You’ve seen them: The women in grocery stores who pilot their carts like walkers, taking every aisle as exercise. They drive slowly, park uncertainly, and chatter to strangers. We see them, and one day we may become them.

“Welcome to the wonderful world of aging!” my normally calm mother barks when I point out the old ladies. She hates getting older. We nag her about getting hearing aids, she accuses us of mumbling. The cautious mention of a walker results in a stunning stink eye, a thrust of her cane.

The denial and defiance are astonishing. What was once taken for granted may soon be taken away.

You know how to run a household, how to drive on icy winter streets, a silly joke and the punch line*.

You know who you are.

In the 1950s, a business certificate tucked into a suitcase, she drove from nowhere to somewhere and got a job. There are photos of course, smart skirt suits and dark lipstick, walking with confidence down the mall, occasionally arm in arm with a best friend.

She worked at a prominent bank until she married. Back then, a wedding meant a family.
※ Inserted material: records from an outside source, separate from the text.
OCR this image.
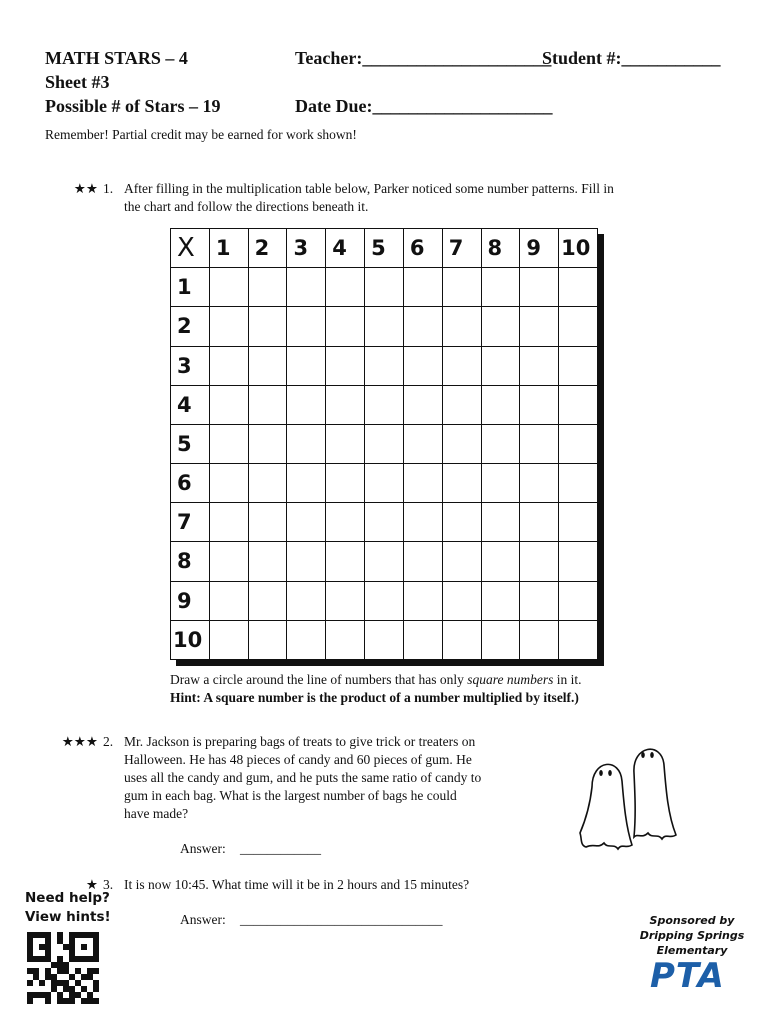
MATH STARS – 4
Sheet #3
Possible # of Stars – 19
Teacher:_____________________
Student #:___________
Date Due:____________________
Remember! Partial credit may be earned for work shown!
★★ 1. After filling in the multiplication table below, Parker noticed some number patterns. Fill in
the chart and follow the directions beneath it.
X	1	2	3	4	5	6	7	8	9	10
1										
2										
3										
4										
5										
6										
7										
8										
9										
10										
Draw a circle around the line of numbers that has only square numbers in it.
Hint: A square number is the product of a number multiplied by itself.)
★★★ 2. Mr. Jackson is preparing bags of treats to give trick or treaters on
Halloween. He has 48 pieces of candy and 60 pieces of gum. He
uses all the candy and gum, and he puts the same ratio of candy to
gum in each bag. What is the largest number of bags he could
have made?
Answer: ____________
★ 3. It is now 10:45. What time will it be in 2 hours and 15 minutes?
Answer: ______________________________
Need help?
View hints!	Sponsored by
Dripping Springs
Elementary
PTA
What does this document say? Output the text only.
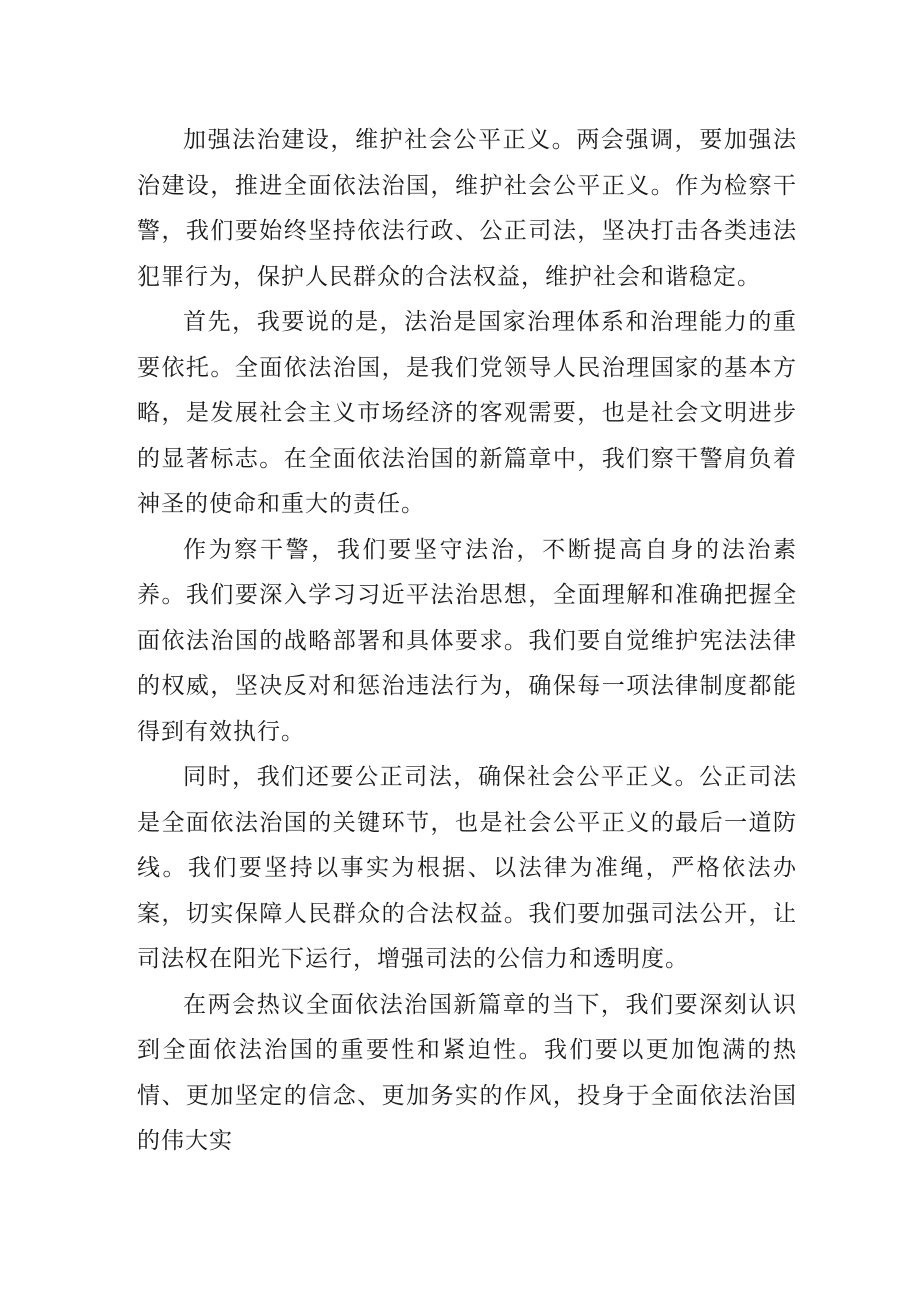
加强法治建设，维护社会公平正义。两会强调，要加强法治建设，推进全面依法治国，维护社会公平正义。作为检察干警，我们要始终坚持依法行政、公正司法，坚决打击各类违法犯罪行为，保护人民群众的合法权益，维护社会和谐稳定。

首先，我要说的是，法治是国家治理体系和治理能力的重要依托。全面依法治国，是我们党领导人民治理国家的基本方略，是发展社会主义市场经济的客观需要，也是社会文明进步的显著标志。在全面依法治国的新篇章中，我们察干警肩负着神圣的使命和重大的责任。

作为察干警，我们要坚守法治，不断提高自身的法治素养。我们要深入学习习近平法治思想，全面理解和准确把握全面依法治国的战略部署和具体要求。我们要自觉维护宪法法律的权威，坚决反对和惩治违法行为，确保每一项法律制度都能得到有效执行。

同时，我们还要公正司法，确保社会公平正义。公正司法是全面依法治国的关键环节，也是社会公平正义的最后一道防线。我们要坚持以事实为根据、以法律为准绳，严格依法办案，切实保障人民群众的合法权益。我们要加强司法公开，让司法权在阳光下运行，增强司法的公信力和透明度。

在两会热议全面依法治国新篇章的当下，我们要深刻认识到全面依法治国的重要性和紧迫性。我们要以更加饱满的热情、更加坚定的信念、更加务实的作风，投身于全面依法治国的伟大实
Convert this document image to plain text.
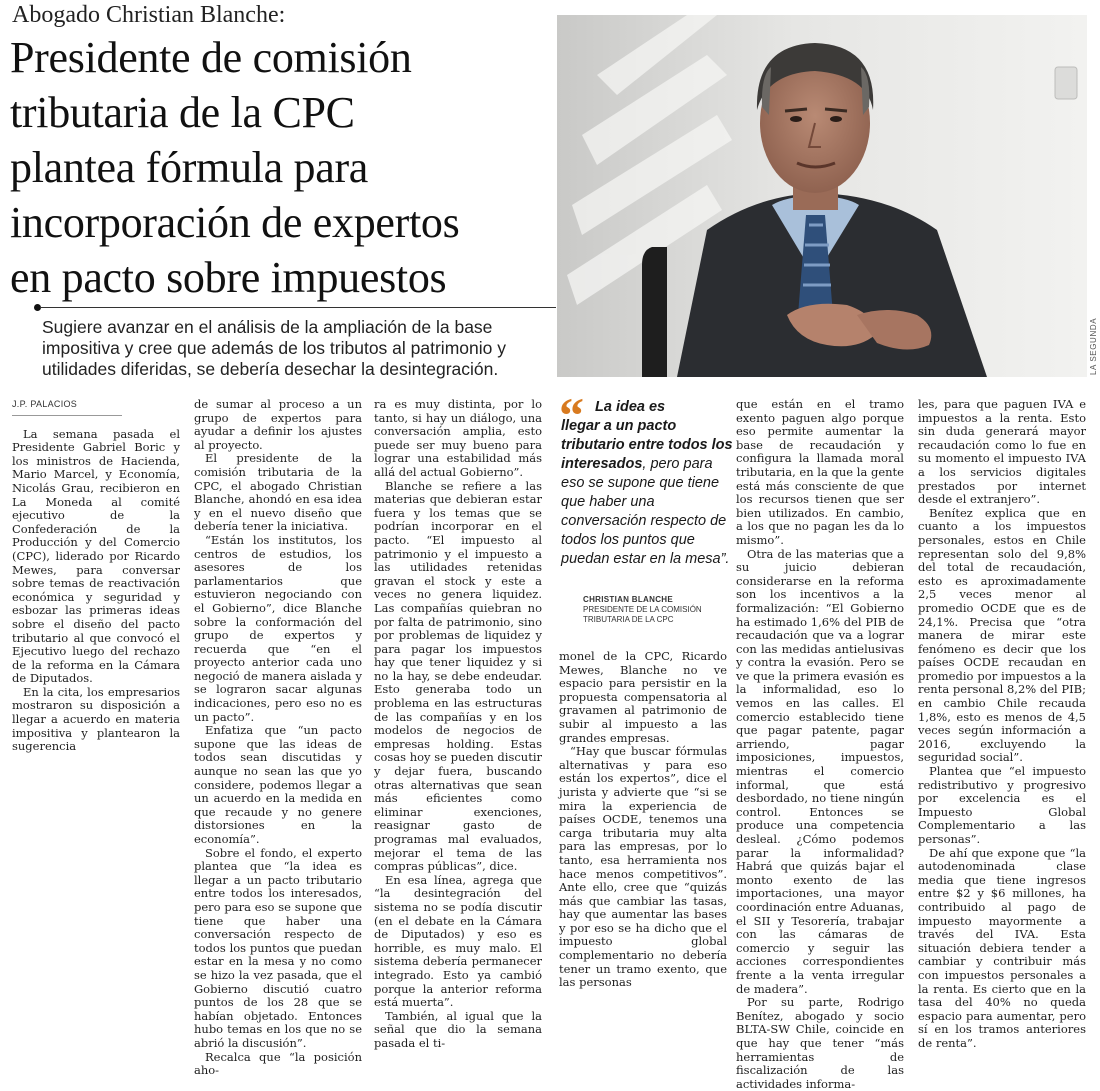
Abogado Christian Blanche:
Presidente de comisión
tributaria de la CPC
plantea fórmula para
incorporación de expertos
en pacto sobre impuestos
Sugiere avanzar en el análisis de la ampliación de la base
impositiva y cree que además de los tributos al patrimonio y
utilidades diferidas, se debería desechar la desintegración.	LA SEGUNDA
J.P. PALACIOS

La semana pasada el Presidente Gabriel Boric y los ministros de Hacienda, Mario Marcel, y Economía, Nicolás Grau, recibieron en La Moneda al comité ejecutivo de la Confederación de la Producción y del Comercio (CPC), liderado por Ricardo Mewes, para conversar sobre temas de reactivación económica y seguridad y esbozar las primeras ideas sobre el diseño del pacto tributario al que convocó el Ejecutivo luego del rechazo de la reforma en la Cámara de Diputados.

En la cita, los empresarios mostraron su disposición a llegar a acuerdo en materia impositiva y plantearon la sugerencia

de sumar al proceso a un grupo de expertos para ayudar a definir los ajustes al proyecto.

El presidente de la comisión tributaria de la CPC, el abogado Christian Blanche, ahondó en esa idea y en el nuevo diseño que debería tener la iniciativa.

“Están los institutos, los centros de estudios, los asesores de los parlamentarios que estuvieron negociando con el Gobierno”, dice Blanche sobre la conformación del grupo de expertos y recuerda que “en el proyecto anterior cada uno negoció de manera aislada y se lograron sacar algunas indicaciones, pero eso no es un pacto”.

Enfatiza que “un pacto supone que las ideas de todos sean discutidas y aunque no sean las que yo considere, podemos llegar a un acuerdo en la medida en que recaude y no genere distorsiones en la economía”.

Sobre el fondo, el experto plantea que “la idea es llegar a un pacto tributario entre todos los interesados, pero para eso se supone que tiene que haber una conversación respecto de todos los puntos que puedan estar en la mesa y no como se hizo la vez pasada, que el Gobierno discutió cuatro puntos de los 28 que se habían objetado. Entonces hubo temas en los que no se abrió la discusión”.

Recalca que “la posición aho-

ra es muy distinta, por lo tanto, si hay un diálogo, una conversación amplia, esto puede ser muy bueno para lograr una estabilidad más allá del actual Gobierno”.

Blanche se refiere a las materias que debieran estar fuera y los temas que se podrían incorporar en el pacto. “El impuesto al patrimonio y el impuesto a las utilidades retenidas gravan el stock y este a veces no genera liquidez. Las compañías quiebran no por falta de patrimonio, sino por problemas de liquidez y para pagar los impuestos hay que tener liquidez y si no la hay, se debe endeudar. Esto generaba todo un problema en las estructuras de las compañías y en los modelos de negocios de empresas holding. Estas cosas hoy se pueden discutir y dejar fuera, buscando otras alternativas que sean más eficientes como eliminar exenciones, reasignar gasto de programas mal evaluados, mejorar el tema de las compras públicas”, dice.

En esa línea, agrega que “la desintegración del sistema no se podía discutir (en el debate en la Cámara de Diputados) y eso es horrible, es muy malo. El sistema debería permanecer integrado. Esto ya cambió porque la anterior reforma está muerta”.

También, al igual que la señal que dio la semana pasada el ti-

“ La idea es
llegar a un pacto
tributario entre todos los
interesados, pero para
eso se supone que tiene
que haber una
conversación respecto de
todos los puntos que
puedan estar en la mesa”.
CHRISTIAN BLANCHE
PRESIDENTE DE LA COMISIÓN
TRIBUTARIA DE LA CPC

monel de la CPC, Ricardo Mewes, Blanche no ve espacio para persistir en la propuesta compensatoria al gravamen al patrimonio de subir al impuesto a las grandes empresas.

“Hay que buscar fórmulas alternativas y para eso están los expertos”, dice el jurista y advierte que “si se mira la experiencia de países OCDE, tenemos una carga tributaria muy alta para las empresas, por lo tanto, esa herramienta nos hace menos competitivos”. Ante ello, cree que “quizás más que cambiar las tasas, hay que aumentar las bases y por eso se ha dicho que el impuesto global complementario no debería tener un tramo exento, que las personas

que están en el tramo exento paguen algo porque eso permite aumentar la base de recaudación y configura la llamada moral tributaria, en la que la gente está más consciente de que los recursos tienen que ser bien utilizados. En cambio, a los que no pagan les da lo mismo”.

Otra de las materias que a su juicio debieran considerarse en la reforma son los incentivos a la formalización: “El Gobierno ha estimado 1,6% del PIB de recaudación que va a lograr con las medidas antielusivas y contra la evasión. Pero se ve que la primera evasión es la informalidad, eso lo vemos en las calles. El comercio establecido tiene que pagar patente, pagar arriendo, pagar imposiciones, impuestos, mientras el comercio informal, que está desbordado, no tiene ningún control. Entonces se produce una competencia desleal. ¿Cómo podemos parar la informalidad? Habrá que quizás bajar el monto exento de las importaciones, una mayor coordinación entre Aduanas, el SII y Tesorería, trabajar con las cámaras de comercio y seguir las acciones correspondientes frente a la venta irregular de madera”.

Por su parte, Rodrigo Benítez, abogado y socio BLTA-SW Chile, coincide en que hay que tener “más herramientas de fiscalización de las actividades informa-

les, para que paguen IVA e impuestos a la renta. Esto sin duda generará mayor recaudación como lo fue en su momento el impuesto IVA a los servicios digitales prestados por internet desde el extranjero”.

Benítez explica que en cuanto a los impuestos personales, estos en Chile representan solo del 9,8% del total de recaudación, esto es aproximadamente 2,5 veces menor al promedio OCDE que es de 24,1%. Precisa que “otra manera de mirar este fenómeno es decir que los países OCDE recaudan en promedio por impuestos a la renta personal 8,2% del PIB; en cambio Chile recauda 1,8%, esto es menos de 4,5 veces según información a 2016, excluyendo la seguridad social”.

Plantea que “el impuesto redistributivo y progresivo por excelencia es el Impuesto Global Complementario a las personas”.

De ahí que expone que “la autodenominada clase media que tiene ingresos entre $2 y $6 millones, ha contribuido al pago de impuesto mayormente a través del IVA. Esta situación debiera tender a cambiar y contribuir más con impuestos personales a la renta. Es cierto que en la tasa del 40% no queda espacio para aumentar, pero sí en los tramos anteriores de renta”.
If you weren’t asked to leave when you received a ring, you certainly could not stay once you were pregnant.

There’s the story of her supervisor, the highest-ranking woman in the branch, engaged for over ten years.

While the elegant sandstone branch of the 1950s is gone, some vestiges remain, including the dusty analog world of the safe deposit box, hidden beneath a building of modern glass. Down the escalator, into a land of typewritten file cards and metal keys. There is a gatekeeper of course, an Ace of Grace called Barb, who pulls out an alphabetized drawer, checks the hand written signature and shepherds my mother in, to view secret treasures.

My mother tells Barb that she’s been banking here for 58 years, since she came to the city. “Are you former staff?” Barb asks. And suddenly we are speeding down memory lane.

They shake their heads, recounting the severed track for women, the injustice of trading career for family. They talk about the closing of the old branch. My mother tells of the parade of past employees, walking their safe deposits two blocks down the mall, when the new branch was opened 30 years ago. “They made you walk with the boxes?” Barb asks, incredulous. My mother nods, remembering old colleagues side-by-side, holding secrets and sharing memories.

Tired now, she looks for a chair to sit on, while the final paperwork is signed, “Oh, here”, Barb gestures to her walker (a slim black number with a padded seat on the front), “you can sit right here.”

My mom is uncertain, a walker? She sets down her cane, the card and lowers herself onto the cushion.

“Why don’t you take it for a spin while I finish up?” My Mom is unsure; in her mind walkers are for old people, a sign you have given up. But Barb is not that old, friendly, and still very much in the game.

“Well…” she trails off.

“Oh go for it!” Barb laughs, helping her into position and taking off the brake.

Incredibly she does do a lap on the borrowed walker, up the carpeted hallway and back again. I want to say something (the know it all daughter pushing her mother further toward old age), but I don’t.

“How was that?” Barb asks, “I had a cane at first but this is better. You don’t feel off balance.”

My mom nods, considering, thanks Barb for all her help and away we go, hand in hand on escalator stairs, ascending.

She hates it, this growing older and more frail. Hates my constant hovering, clucking, mothering.

I find myself cornered, caught between raising an amazing teenager and helping an equally amazing, but aging mother. I am the meat in the matrilineal sandwich.

Child, maiden, mother, and crone. This year, while I wasn’t paying attention, we’ve all advanced one place on the wheel.

My daughter yearns for more freedom; my mother mourns the loss of hers. One rooted in the promise of a long summer, the other stands on winter’s icy ground.

Whether we want it to or not, life pushes us forward. Upward, toward the light, we somehow find our strength, and our way.

 

(And now a joke)

*Danny was turning 90 and a surprise party was planned. Surprise! His friends cackle when he walks into the restaurant. Lucy, the saucy one, winks and stage whispers “Danny, did you know I give super sex!” Danny pauses a moment then says, “I’ll take the soup.”